Sebelum disepakati, Komisi III DPR bersama pemerintah melalui Kemenkumham membahas 23 poin rangkuman draf RKUHP yang diberikan fraksi DPR kepada pemerintah. Kemudian pemerintah menyatakan mengakomodasi masukan Komisi III DPR.
Pasal Penghinaan Presiden
Pasal penghinaan terhadap Presiden dan Wakil Presiden dalam Draf rancangan Kitab Undang-undang Hukum Pidana (RKUHP) kembali disempurnakan oleh pemerintah. Wakil Menteri Hukum dan HAM (Wamenkumham) Edward O.S. Hiariej mengatakan, penghinaan terhadap pemerintah dalam Pasal 240 tetap terancam pidana penjara paling lama 1,5 tahun atau pidana denda paling banyak kategori II.

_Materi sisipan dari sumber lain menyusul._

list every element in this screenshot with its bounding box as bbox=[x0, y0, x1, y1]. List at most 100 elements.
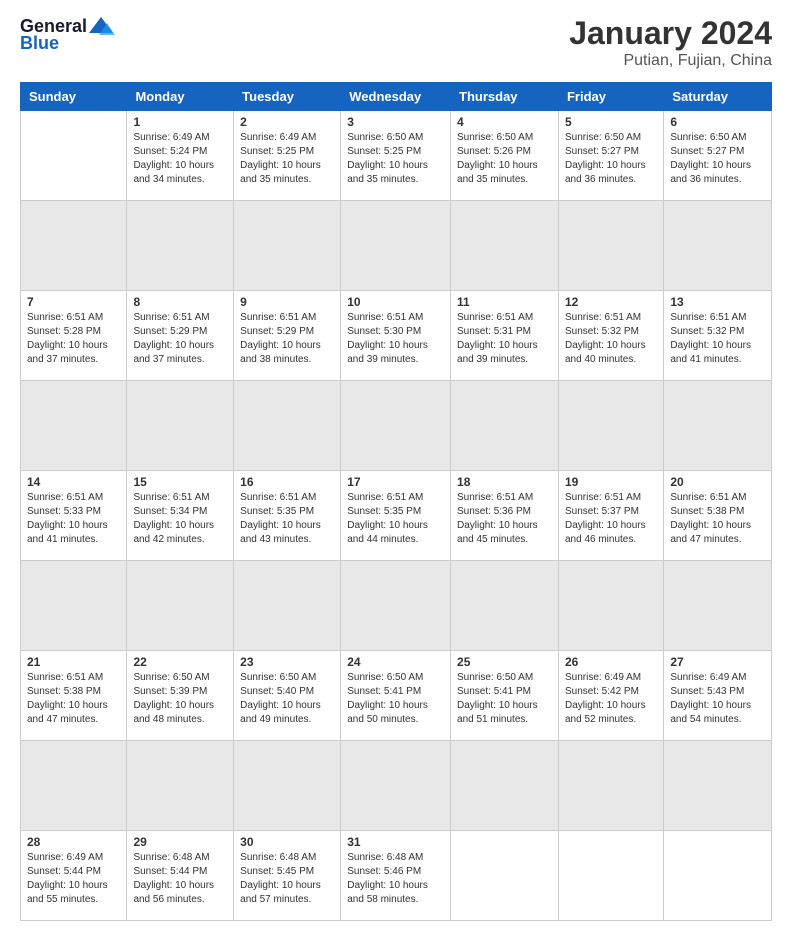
day-info: Sunrise: 6:51 AMSunset: 5:34 PMDaylight:… bbox=[133, 491, 227, 547]
calendar-cell: 28Sunrise: 6:49 AMSunset: 5:44 PMDayligh… bbox=[21, 831, 127, 921]
day-number: 18 bbox=[457, 475, 552, 489]
day-number: 4 bbox=[457, 115, 552, 129]
day-info: Sunrise: 6:51 AMSunset: 5:32 PMDaylight:… bbox=[670, 311, 765, 367]
header-row: Sunday Monday Tuesday Wednesday Thursday… bbox=[21, 83, 772, 111]
calendar-cell: 2Sunrise: 6:49 AMSunset: 5:25 PMDaylight… bbox=[234, 111, 341, 201]
header-tuesday: Tuesday bbox=[234, 83, 341, 111]
calendar-cell: 20 Sunrise: 6:51 AMSunset: 5:38 PMDayligh… bbox=[664, 471, 772, 561]
calendar-cell: 14 Sunrise: 6:51 AMSunset: 5:33 PMDayligh… bbox=[21, 471, 127, 561]
day-info: Sunrise: 6:50 AMSunset: 5:40 PMDaylight:… bbox=[240, 671, 334, 727]
day-number: 5 bbox=[565, 115, 657, 129]
calendar-cell: 26Sunrise: 6:49 AMSunset: 5:42 PMDayligh… bbox=[558, 651, 663, 741]
calendar-cell: 27 Sunrise: 6:49 AMSunset: 5:43 PMDayligh… bbox=[664, 651, 772, 741]
calendar-cell: 3 Sunrise: 6:50 AMSunset: 5:25 PMDaylight… bbox=[341, 111, 451, 201]
day-number: 3 bbox=[347, 115, 444, 129]
day-number: 15 bbox=[133, 475, 227, 489]
day-number: 11 bbox=[457, 295, 552, 309]
calendar-cell: 5 Sunrise: 6:50 AMSunset: 5:27 PMDaylight… bbox=[558, 111, 663, 201]
week-divider bbox=[21, 741, 772, 831]
day-number: 27 bbox=[670, 655, 765, 669]
calendar-cell bbox=[664, 831, 772, 921]
table-row: 21 Sunrise: 6:51 AMSunset: 5:38 PMDayligh… bbox=[21, 651, 772, 741]
calendar-cell bbox=[21, 111, 127, 201]
header-monday: Monday bbox=[127, 83, 234, 111]
calendar-table: Sunday Monday Tuesday Wednesday Thursday… bbox=[20, 82, 772, 921]
day-info: Sunrise: 6:50 AMSunset: 5:41 PMDaylight:… bbox=[457, 671, 552, 727]
day-info: Sunrise: 6:49 AMSunset: 5:25 PMDaylight:… bbox=[240, 131, 334, 187]
calendar-cell: 30 Sunrise: 6:48 AMSunset: 5:45 PMDayligh… bbox=[234, 831, 341, 921]
day-info: Sunrise: 6:51 AMSunset: 5:32 PMDaylight:… bbox=[565, 311, 657, 367]
calendar-cell: 10 Sunrise: 6:51 AMSunset: 5:30 PMDayligh… bbox=[341, 291, 451, 381]
calendar-cell: 16 Sunrise: 6:51 AMSunset: 5:35 PMDayligh… bbox=[234, 471, 341, 561]
calendar-cell: 19Sunrise: 6:51 AMSunset: 5:37 PMDayligh… bbox=[558, 471, 663, 561]
calendar-cell: 17 Sunrise: 6:51 AMSunset: 5:35 PMDayligh… bbox=[341, 471, 451, 561]
day-number: 14 bbox=[27, 475, 120, 489]
day-number: 7 bbox=[27, 295, 120, 309]
calendar-cell: 18Sunrise: 6:51 AMSunset: 5:36 PMDayligh… bbox=[451, 471, 559, 561]
day-info: Sunrise: 6:49 AMSunset: 5:42 PMDaylight:… bbox=[565, 671, 657, 727]
table-row: 1Sunrise: 6:49 AMSunset: 5:24 PMDaylight… bbox=[21, 111, 772, 201]
week-divider bbox=[21, 381, 772, 471]
calendar-cell: 13 Sunrise: 6:51 AMSunset: 5:32 PMDayligh… bbox=[664, 291, 772, 381]
day-number: 17 bbox=[347, 475, 444, 489]
day-number: 24 bbox=[347, 655, 444, 669]
week-divider bbox=[21, 201, 772, 291]
day-number: 9 bbox=[240, 295, 334, 309]
week-divider bbox=[21, 561, 772, 651]
day-info: Sunrise: 6:50 AMSunset: 5:39 PMDaylight:… bbox=[133, 671, 227, 727]
day-info: Sunrise: 6:51 AMSunset: 5:28 PMDaylight:… bbox=[27, 311, 120, 367]
day-info: Sunrise: 6:48 AMSunset: 5:44 PMDaylight:… bbox=[133, 851, 227, 907]
day-info: Sunrise: 6:48 AMSunset: 5:45 PMDaylight:… bbox=[240, 851, 334, 907]
header-friday: Friday bbox=[558, 83, 663, 111]
day-info: Sunrise: 6:51 AMSunset: 5:29 PMDaylight:… bbox=[133, 311, 227, 367]
day-info: Sunrise: 6:49 AMSunset: 5:43 PMDaylight:… bbox=[670, 671, 765, 727]
header-wednesday: Wednesday bbox=[341, 83, 451, 111]
day-number: 10 bbox=[347, 295, 444, 309]
day-info: Sunrise: 6:50 AMSunset: 5:27 PMDaylight:… bbox=[565, 131, 657, 187]
table-row: 28Sunrise: 6:49 AMSunset: 5:44 PMDayligh… bbox=[21, 831, 772, 921]
calendar-cell: 11 Sunrise: 6:51 AMSunset: 5:31 PMDayligh… bbox=[451, 291, 559, 381]
day-info: Sunrise: 6:51 AMSunset: 5:35 PMDaylight:… bbox=[240, 491, 334, 547]
day-number: 6 bbox=[670, 115, 765, 129]
day-number: 31 bbox=[347, 835, 444, 849]
day-info: Sunrise: 6:51 AMSunset: 5:35 PMDaylight:… bbox=[347, 491, 444, 547]
day-number: 1 bbox=[133, 115, 227, 129]
day-number: 20 bbox=[670, 475, 765, 489]
day-info: Sunrise: 6:50 AMSunset: 5:26 PMDaylight:… bbox=[457, 131, 552, 187]
page: General Blue January 2024 Putian, Fujian… bbox=[0, 0, 792, 936]
calendar-cell: 29 Sunrise: 6:48 AMSunset: 5:44 PMDayligh… bbox=[127, 831, 234, 921]
day-info: Sunrise: 6:51 AMSunset: 5:37 PMDaylight:… bbox=[565, 491, 657, 547]
day-info: Sunrise: 6:51 AMSunset: 5:30 PMDaylight:… bbox=[347, 311, 444, 367]
day-info: Sunrise: 6:50 AMSunset: 5:25 PMDaylight:… bbox=[347, 131, 444, 187]
day-number: 21 bbox=[27, 655, 120, 669]
header-saturday: Saturday bbox=[664, 83, 772, 111]
calendar-cell: 6Sunrise: 6:50 AMSunset: 5:27 PMDaylight… bbox=[664, 111, 772, 201]
day-number: 16 bbox=[240, 475, 334, 489]
day-info: Sunrise: 6:51 AMSunset: 5:33 PMDaylight:… bbox=[27, 491, 120, 547]
calendar-cell: 8 Sunrise: 6:51 AMSunset: 5:29 PMDaylight… bbox=[127, 291, 234, 381]
calendar-cell bbox=[558, 831, 663, 921]
day-info: Sunrise: 6:48 AMSunset: 5:46 PMDaylight:… bbox=[347, 851, 444, 907]
calendar-cell: 22Sunrise: 6:50 AMSunset: 5:39 PMDayligh… bbox=[127, 651, 234, 741]
calendar-cell: 4 Sunrise: 6:50 AMSunset: 5:26 PMDaylight… bbox=[451, 111, 559, 201]
calendar-title: January 2024 bbox=[569, 15, 772, 52]
calendar-subtitle: Putian, Fujian, China bbox=[569, 52, 772, 70]
calendar-cell: 9Sunrise: 6:51 AMSunset: 5:29 PMDaylight… bbox=[234, 291, 341, 381]
calendar-cell: 21 Sunrise: 6:51 AMSunset: 5:38 PMDayligh… bbox=[21, 651, 127, 741]
calendar-cell: 12Sunrise: 6:51 AMSunset: 5:32 PMDayligh… bbox=[558, 291, 663, 381]
calendar-cell: 23Sunrise: 6:50 AMSunset: 5:40 PMDayligh… bbox=[234, 651, 341, 741]
day-number: 30 bbox=[240, 835, 334, 849]
calendar-cell: 1Sunrise: 6:49 AMSunset: 5:24 PMDaylight… bbox=[127, 111, 234, 201]
day-number: 25 bbox=[457, 655, 552, 669]
logo-blue: Blue bbox=[20, 33, 115, 54]
day-number: 13 bbox=[670, 295, 765, 309]
header: General Blue January 2024 Putian, Fujian… bbox=[20, 15, 772, 70]
day-number: 29 bbox=[133, 835, 227, 849]
header-thursday: Thursday bbox=[451, 83, 559, 111]
calendar-cell: 7 Sunrise: 6:51 AMSunset: 5:28 PMDaylight… bbox=[21, 291, 127, 381]
day-number: 8 bbox=[133, 295, 227, 309]
day-info: Sunrise: 6:51 AMSunset: 5:38 PMDaylight:… bbox=[670, 491, 765, 547]
day-info: Sunrise: 6:51 AMSunset: 5:38 PMDaylight:… bbox=[27, 671, 120, 727]
day-info: Sunrise: 6:51 AMSunset: 5:31 PMDaylight:… bbox=[457, 311, 552, 367]
day-info: Sunrise: 6:49 AMSunset: 5:44 PMDaylight:… bbox=[27, 851, 120, 907]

Bahkan, kata dia, setiap orang yang di muka umum dengan lisan atau tulisan menghina pemerintah dan menimbulkan kerusuhan maka pidananya akan makin berat, yakni 3 tahun.
“Kita tambahkan penjelasan Pasal 240 yang dimaksud dengan “pemerintah” adalah presiden RI yang memegang kekuasaan Republik Indonesia yang dibantu oleh wakil presiden dan menteri sebagaimana dimaksud dalam UUD. Yang dimaksud “kerusuhan” adalah suatu kondisi dimana timbul kekerasan terhadap orang/barang yang dilakukan sekelompok paling sedikit tiga orang,” ujar Edward dalam Raker tersebut.

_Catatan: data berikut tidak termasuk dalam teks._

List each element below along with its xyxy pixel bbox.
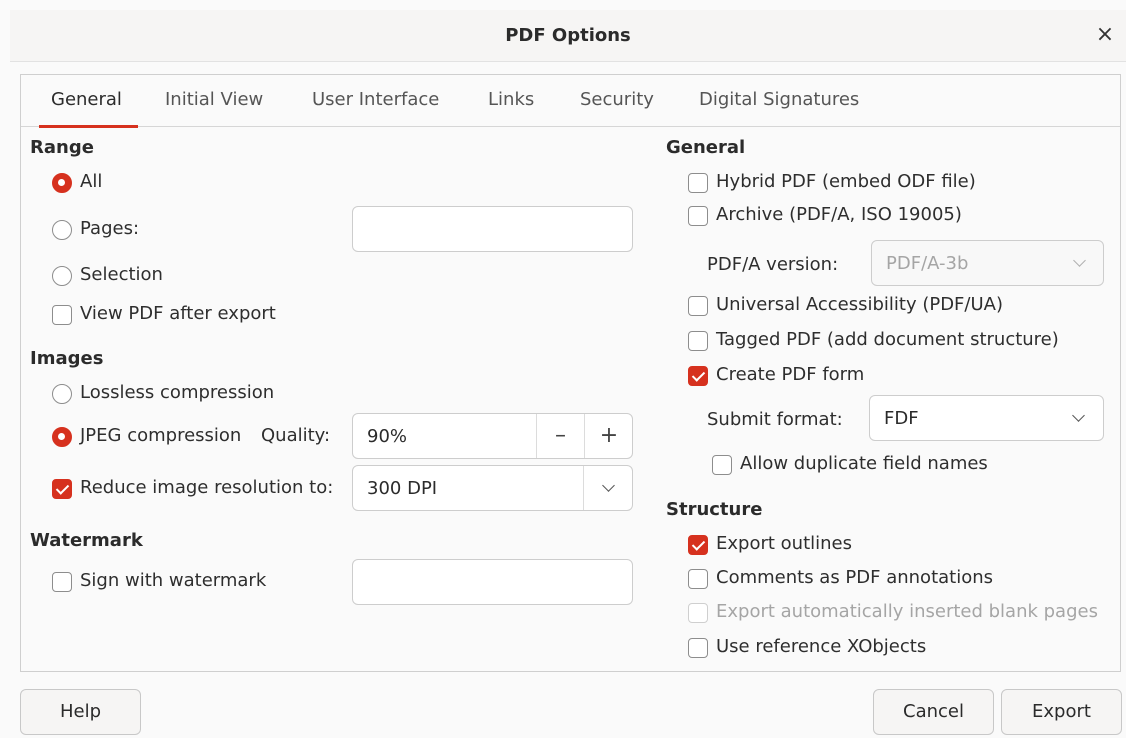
blank-pages-checkbox[interactable] bbox=[688, 603, 708, 623]
create-pdf-form-label: Create PDF form bbox=[716, 364, 865, 385]
close-icon[interactable]: × bbox=[1094, 22, 1116, 48]
export-button[interactable]: Export bbox=[1001, 689, 1122, 735]
jpeg-compression-radio[interactable] bbox=[52, 427, 72, 447]
allow-duplicate-label: Allow duplicate field names bbox=[740, 453, 988, 474]
chevron-down-icon bbox=[602, 479, 615, 492]
cancel-button[interactable]: Cancel bbox=[873, 689, 994, 735]
lossless-compression-radio[interactable] bbox=[52, 384, 72, 404]
tagged-pdf-checkbox[interactable] bbox=[688, 331, 708, 351]
help-button[interactable]: Help bbox=[20, 689, 141, 735]
reduce-resolution-label: Reduce image resolution to: bbox=[80, 477, 334, 498]
resolution-dropdown[interactable]: 300 DPI bbox=[352, 465, 633, 511]
general-heading: General bbox=[666, 137, 746, 158]
archive-label: Archive (PDF/A, ISO 19005) bbox=[716, 204, 962, 225]
range-selection-label: Selection bbox=[80, 264, 163, 285]
range-all-label: All bbox=[80, 171, 103, 192]
tab-digital-signatures[interactable]: Digital Signatures bbox=[699, 89, 859, 127]
tab-user-interface[interactable]: User Interface bbox=[312, 89, 439, 127]
tab-links[interactable]: Links bbox=[488, 89, 534, 127]
resolution-value: 300 DPI bbox=[367, 478, 438, 499]
pdf-options-dialog: PDF Options × General Initial View User … bbox=[0, 0, 1126, 738]
dialog-title: PDF Options bbox=[505, 25, 631, 46]
lossless-compression-label: Lossless compression bbox=[80, 382, 275, 403]
quality-increase-button[interactable]: + bbox=[584, 414, 633, 458]
reference-xobjects-label: Use reference XObjects bbox=[716, 636, 927, 657]
tagged-pdf-label: Tagged PDF (add document structure) bbox=[716, 329, 1059, 350]
pdfa-version-dropdown[interactable]: PDF/A-3b bbox=[871, 240, 1104, 286]
submit-format-value: FDF bbox=[884, 408, 919, 429]
blank-pages-label: Export automatically inserted blank page… bbox=[716, 601, 1098, 622]
universal-accessibility-label: Universal Accessibility (PDF/UA) bbox=[716, 294, 1003, 315]
resolution-dropdown-toggle[interactable] bbox=[583, 466, 633, 510]
reference-xobjects-checkbox[interactable] bbox=[688, 638, 708, 658]
quality-value: 90% bbox=[367, 426, 408, 447]
pdfa-version-label: PDF/A version: bbox=[707, 254, 839, 275]
plus-icon: + bbox=[599, 423, 619, 448]
comments-annotations-label: Comments as PDF annotations bbox=[716, 567, 994, 588]
range-heading: Range bbox=[30, 137, 94, 158]
quality-decrease-button[interactable]: – bbox=[536, 414, 584, 458]
pdfa-version-value: PDF/A-3b bbox=[886, 253, 969, 274]
chevron-down-icon bbox=[1072, 409, 1085, 422]
range-all-radio[interactable] bbox=[52, 173, 72, 193]
export-outlines-label: Export outlines bbox=[716, 533, 852, 554]
comments-annotations-checkbox[interactable] bbox=[688, 569, 708, 589]
archive-checkbox[interactable] bbox=[688, 206, 708, 226]
submit-format-dropdown[interactable]: FDF bbox=[869, 395, 1104, 441]
submit-format-label: Submit format: bbox=[707, 409, 843, 430]
range-pages-label: Pages: bbox=[80, 218, 140, 239]
create-pdf-form-checkbox[interactable] bbox=[688, 366, 708, 386]
export-outlines-checkbox[interactable] bbox=[688, 535, 708, 555]
sign-watermark-label: Sign with watermark bbox=[80, 570, 267, 591]
universal-accessibility-checkbox[interactable] bbox=[688, 296, 708, 316]
pages-input[interactable] bbox=[352, 206, 633, 252]
reduce-resolution-checkbox[interactable] bbox=[52, 479, 72, 499]
allow-duplicate-checkbox[interactable] bbox=[712, 455, 732, 475]
quality-label: Quality: bbox=[261, 425, 331, 446]
view-after-export-checkbox[interactable] bbox=[52, 305, 72, 325]
range-pages-radio[interactable] bbox=[52, 220, 72, 240]
hybrid-pdf-checkbox[interactable] bbox=[688, 173, 708, 193]
tab-general[interactable]: General bbox=[39, 89, 138, 128]
hybrid-pdf-label: Hybrid PDF (embed ODF file) bbox=[716, 171, 976, 192]
range-selection-radio[interactable] bbox=[52, 266, 72, 286]
view-after-export-label: View PDF after export bbox=[80, 303, 276, 324]
images-heading: Images bbox=[30, 348, 104, 369]
watermark-heading: Watermark bbox=[30, 530, 143, 551]
tab-bar: General Initial View User Interface Link… bbox=[21, 75, 1120, 128]
tab-security[interactable]: Security bbox=[580, 89, 654, 127]
structure-heading: Structure bbox=[666, 499, 763, 520]
tab-initial-view[interactable]: Initial View bbox=[165, 89, 263, 127]
chevron-down-icon bbox=[1073, 254, 1086, 267]
sign-watermark-checkbox[interactable] bbox=[52, 572, 72, 592]
quality-spinbox[interactable]: 90% – + bbox=[352, 413, 633, 459]
minus-icon: – bbox=[555, 423, 566, 448]
dialog-content: General Initial View User Interface Link… bbox=[20, 74, 1121, 672]
jpeg-compression-label: JPEG compression bbox=[80, 425, 242, 446]
watermark-text-input[interactable] bbox=[352, 559, 633, 605]
title-bar: PDF Options × bbox=[10, 10, 1126, 62]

Wamenkumham Edward O.S. Hiariej menambahkan, tindak pidana penghinaan terhadap pemerintah hanya dapat dituntut berdasarkan aduan pihak yang dihina. Ia menyebut, aduan dapat diajukan secara tertulis oleh pimpinan lembaga negara.
Pasal Kontroversi
Sementara itu, draf RKUHP hingga kini masih menuai penolakan dari kelompok masyarakat sipil. Mereka menilai RKUHP masih mengakomodir pasal-pasal yang dapat mengancam demokrasi.
Yayasan Lembaga Bantuan Hukum Indonesia (YLBHI) dan 18 Kantor LBH mendesak pasal-pasal yang antidemokrasi di dalam RKUHP dihapus.